Case Studies
A Worldwide Specialty Manufacturing Conglomerate
About the Client
This United States arm of a worldwide specialty manufacturing conglomerate employed over 60,000 employees across 12 independent divisions. It operated in sectors as diverse as medical technology, power transmission and industrial automation. But while its autonomous business structure allowed it to move with speed and agility in the marketplace, that construct also meant that its employee reward programs were not as connected to the company’s overall strategy and vision as they should have been.
Challenge
The company was committed to employee recognition conceptually but each business unit had its own approach. The inconsistencies resulted in a wasteful duplication of expenses. Worse, the decentralized structure prevented the company from properly tracking or leveraging its recognition resources against strategic imperatives.
The company needed help in two areas. It required a configurable platform that was flexible enough to accommodate the needs and wants of various recognition leaders across the enterprise, many of whom had legacy systems in place. But first it requited a partner who could make the case of consolidation and build a consensus toward a singular approach that would impact dozens of stakeholders. They found both in Madison.
Solution
We worked directly with the Director of Compensation along with key business unit executives in HR and Finance to identify and evaluate core practices and shared procedures common across each business. We quickly found that different programs rewarded against differently defined behaviors that spoke to similar outcomes. We counseled the client to consolidate the spectrum of rewardable actions into recognizable behaviors that aligned to company’s shared values; like being responsible, demonstrating excellence in execution and/or being innovative in one’s thinking.

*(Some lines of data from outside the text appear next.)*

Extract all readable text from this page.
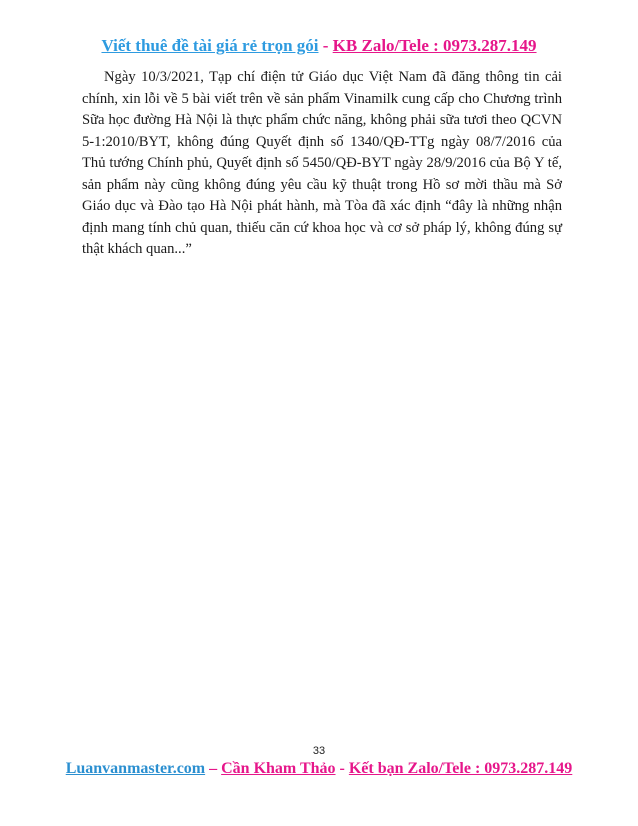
Viết thuê đề tài giá rẻ trọn gói - KB Zalo/Tele : 0973.287.149
Ngày 10/3/2021, Tạp chí điện tử Giáo dục Việt Nam đã đăng thông tin cải chính, xin lỗi về 5 bài viết trên về sản phẩm Vinamilk cung cấp cho Chương trình Sữa học đường Hà Nội là thực phẩm chức năng, không phải sữa tươi theo QCVN 5-1:2010/BYT, không đúng Quyết định số 1340/QĐ-TTg ngày 08/7/2016 của Thủ tướng Chính phủ, Quyết định số 5450/QĐ-BYT ngày 28/9/2016 của Bộ Y tế, sản phẩm này cũng không đúng yêu cầu kỹ thuật trong Hồ sơ mời thầu mà Sở Giáo dục và Đào tạo Hà Nội phát hành, mà Tòa đã xác định “đây là những nhận định mang tính chủ quan, thiếu căn cứ khoa học và cơ sở pháp lý, không đúng sự thật khách quan...”
33
Luanvanmaster.com – Cần Kham Thảo - Kết bạn Zalo/Tele : 0973.287.149
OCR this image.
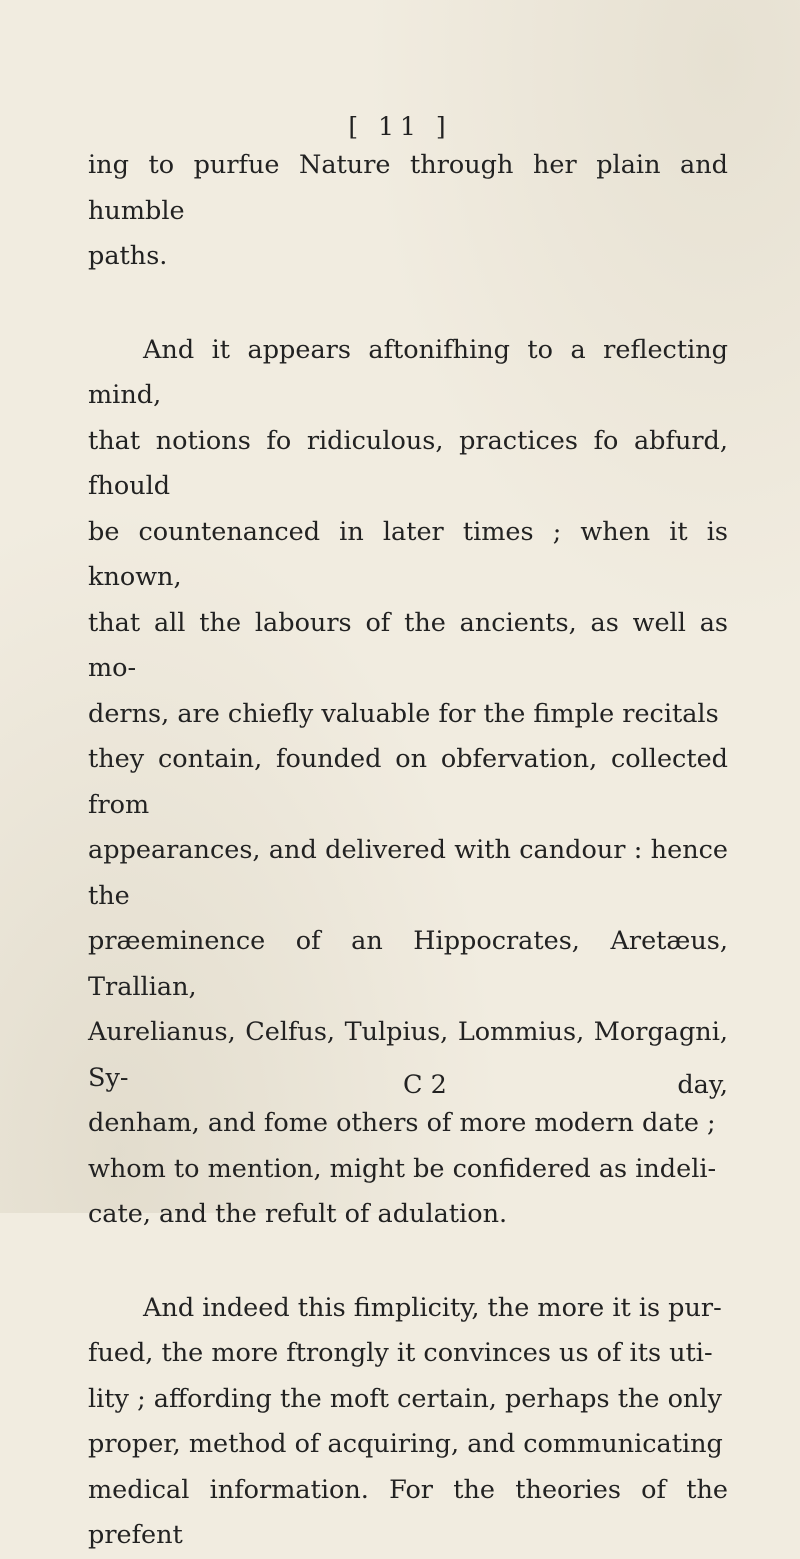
[ 11 ]

ing to purfue Nature through her plain and humble

paths.

And it appears aftonifhing to a reflecting mind,

that notions fo ridiculous, practices fo abfurd, fhould

be countenanced in later times ; when it is known,

that all the labours of the ancients, as well as mo-

derns, are chiefly valuable for the fimple recitals

they contain, founded on obfervation, collected from

appearances, and delivered with candour : hence the

præeminence of an Hippocrates, Aretæus, Trallian,

Aurelianus, Celfus, Tulpius, Lommius, Morgagni, Sy-

denham, and fome others of more modern date ;

whom to mention, might be confidered as indeli-

cate, and the refult of adulation.

And indeed this fimplicity, the more it is pur-

fued, the more ftrongly it convinces us of its uti-

lity ; affording the moft certain, perhaps the only

proper, method of acquiring, and communicating

medical information. For the theories of the prefent

C 2	day,
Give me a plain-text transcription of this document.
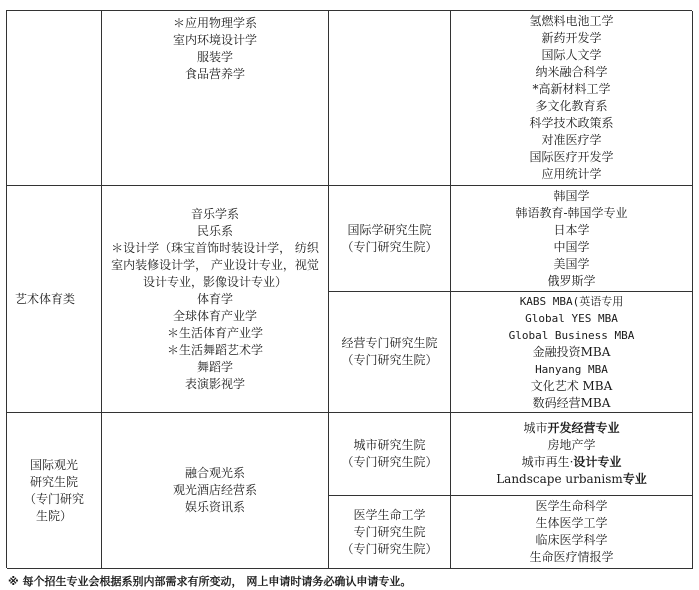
＊应用物理学系
室内环境设计学
服装学
食品营养学
氢燃料电池工学
新药开发学
国际人文学
纳米融合科学
*高新材料工学
多文化教育系
科学技术政策系
对准医疗学
国际医疗开发学
应用统计学
艺术体育类
音乐学系
民乐系
＊设计学（珠宝首饰时装设计学， 纺织室内装修设计学， 产业设计专业，视觉设计专业，影像设计专业）
体育学
全球体育产业学
＊生活体育产业学
＊生活舞蹈艺术学
舞蹈学
表演影视学
国际学研究生院
（专门研究生院）
韩国学
韩语教育-韩国学专业
日本学
中国学
美国学
俄罗斯学
经营专门研究生院
（专门研究生院）
KABS MBA(英语专用
Global YES MBA
Global Business MBA
金融投资MBA
Hanyang MBA
文化艺术 MBA
数码经营MBA
国际观光
研究生院
（专门研究
生院）
融合观光系
观光酒店经营系
娱乐资讯系
城市研究生院
（专门研究生院）
城市开发经营专业
房地产学
城市再生·设计专业
Landscape urbanism专业
医学生命工学
专门研究生院
（专门研究生院）
医学生命科学
生体医学工学
临床医学科学
生命医疗情报学
※ 每个招生专业会根据系别内部需求有所变动， 网上申请时请务必确认申请专业。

The company needed a technical tool that could both accommodate and embrace a wide range of program nuances while also simplifying the mechanics of recognizing employees. We identified the range of flexibility each business unit would need and we proposed and structured system functionality designed to streamline the user experience across a complex range of recognition scenarios.
With an eye toward user expediency, Madison automated each facet of the recognition giving and tracking experiences. Employee eligibility, approval processing, budgetary accounting and notifications were all seamlessly adjudicated. But beyond mere convenience we also designed the solution with three other C’s in mind; compliance, control, and consistency across the company.
We then positioned the program as an extension of the external brand and linked its theme, look and meaning to a new global marketing campaign that promised a corporate value proposition that was essentially people driven.
Results
The initiative was successful in its quest to motivate, unite, and engage a diverse workforce in an efficient manner. It is now so accepted within the culture it has become part of the company’s vernacular. It has succeeded in bringing complete consistency to once contrasting approaches. It has been credited in giving each Human Resource team better insight into—and oversight of—the eligibility, nomination, approval and reward issuance processes that once ran unchecked. It has also helped Finance executives track and monitor reward spending against budgetary and tax compliances.
The program continues to return significant savings and material returns to its corporate level sponsor’s year in and year out.
Since inception it has:
-
Reduced recognition operating expenses by an estimated $500,000 per year.
-
Eliminated compliance and tracking expenses completely.
-
Driven engagement scores up by 600 BPs (basis points).
-
Reduced voluntary turnover by 5% per year saving the company over $29.5M in preventable workforce attrition costs annually.
-
Recently the client leveraged the tool by adding its Service Anniversary to the platform. Early results indicate a 25% savings in fixed costs along with an early 75% jump in employee satisfaction scores for the revamped approach.